Depends. First, you would have to take quite some care that the temperature doesn't exceed the melting point of the CB – insulation, fridge, etc., and a very soft oil blend in the beginning. Then, would you calculate the amount of lye with or without the CB? Finally, what would you want to achieve by it? If someone washes their hands with a soap that has lumps of grease in it, chances are the skin is dirtier (more oils) afterwards than before, and more hand washing would just expose more CB gratings.
 
When first mixing lye with oils. Wire cutter?
sorry I worded my first post ambiguously. I meant when pouring my lye into my oils as well. I didn't mean to make it sound like it thickened when pouring the batter into the mold. It thickened immediately when the lye hit the oils too.

Fragrance free, but I am using a wire cutter.
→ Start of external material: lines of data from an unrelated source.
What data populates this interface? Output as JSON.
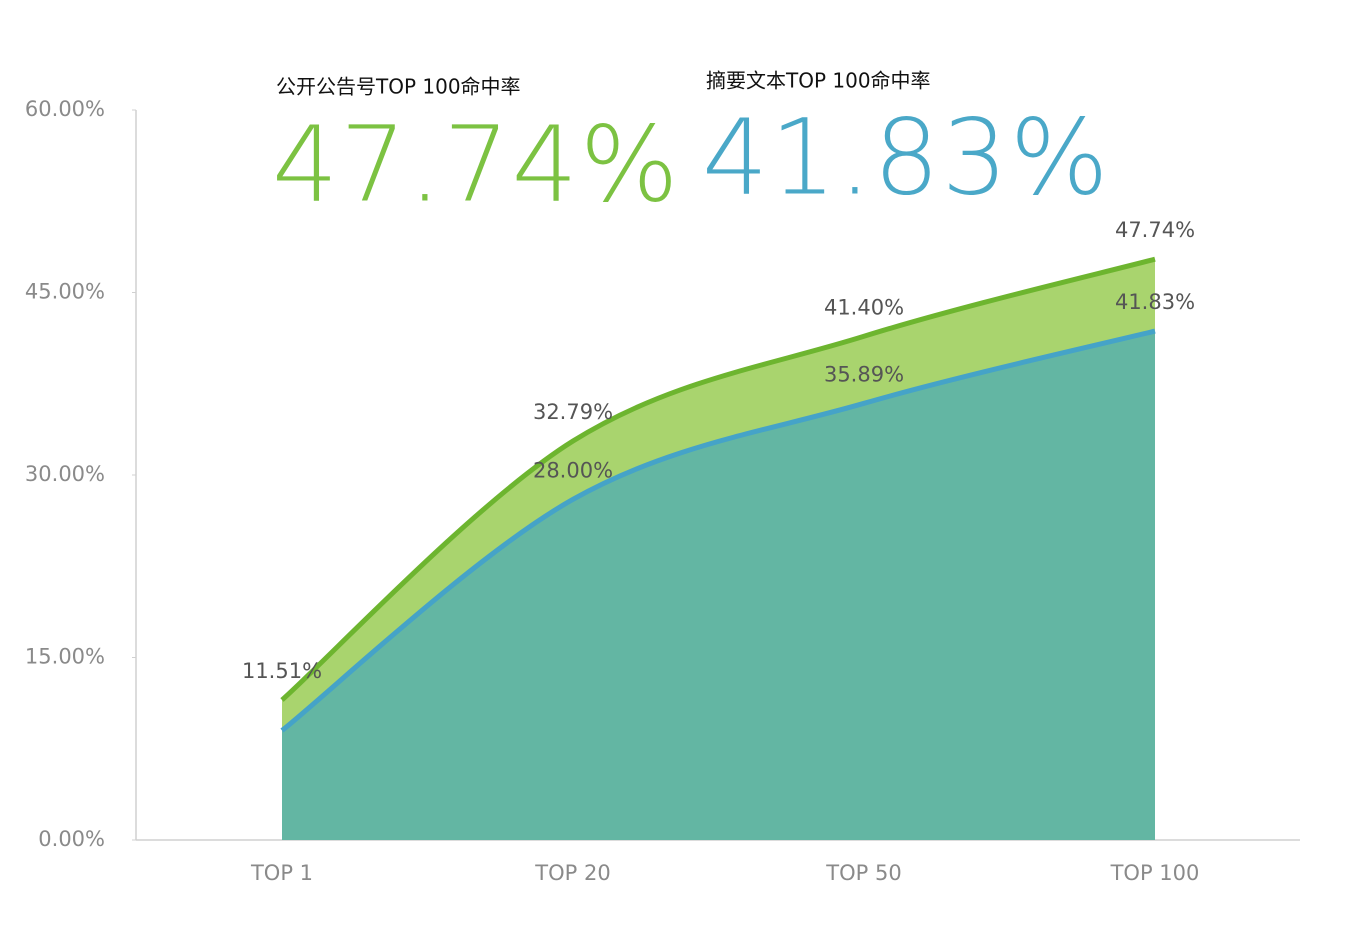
{
  "chart_data": {
    "type": "area",
    "categories": [
      "TOP 1",
      "TOP 20",
      "TOP 50",
      "TOP 100"
    ],
    "series": [
      {
        "name": "公开公告号TOP 100命中率",
        "headline": "47.74%",
        "color": "#6db52f",
        "fill": "#a9d46e",
        "headline_color": "#7cc242",
        "values": [
          11.51,
          32.79,
          41.4,
          47.74
        ],
        "value_labels": [
          "11.51%",
          "32.79%",
          "41.40%",
          "47.74%"
        ]
      },
      {
        "name": "摘要文本TOP 100命中率",
        "headline": "41.83%",
        "color": "#45a3c8",
        "fill": "#63b6a3",
        "headline_color": "#4aa8c8",
        "values": [
          9.0,
          28.0,
          35.89,
          41.83
        ],
        "value_labels": [
          null,
          "28.00%",
          "35.89%",
          "41.83%"
        ]
      }
    ],
    "ylim": [
      0,
      60
    ],
    "yticks": [
      {
        "value": 0,
        "label": "0.00%"
      },
      {
        "value": 15,
        "label": "15.00%"
      },
      {
        "value": 30,
        "label": "30.00%"
      },
      {
        "value": 45,
        "label": "45.00%"
      },
      {
        "value": 60,
        "label": "60.00%"
      }
    ]
  }
}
But those spots were already visible as I was cutting, the wire cutter couldn't have made those spots instantaneiously, I guess.

some way/opportunity to separate from the lower-melting oils during the false trace catastrophe

I just imagined "precipitation" like something falling out of solution, but I guess mixed fats probably don't work that way. I was just thinking out loud :p

lumps of grease in it
I was imagining a 0% superfat recipe, with the CB gratings added at trace, and cooling/insulation to keep it from melting.
I guess it would be lumps of grease, I just imagine some ppl would like the idea of having "pure cocoa butter" left on their hands after washing. I don't really know how this would feel, I guess now that you describe it like that, maybe it wouldn't be so nice :p
 
Post-cook superfat in HP is a thing (0% SF main batter reduces DOS risk with unsaturated oils, but you still have some free oils that reduce the possibly stripping/irritant action of pure soap), I've made it with cocoa butter and it's decent. Just not lumps of fat, but smoothly incorporated into the soap matrix.

You can sell everything for label appeal if you're just wording hard enough.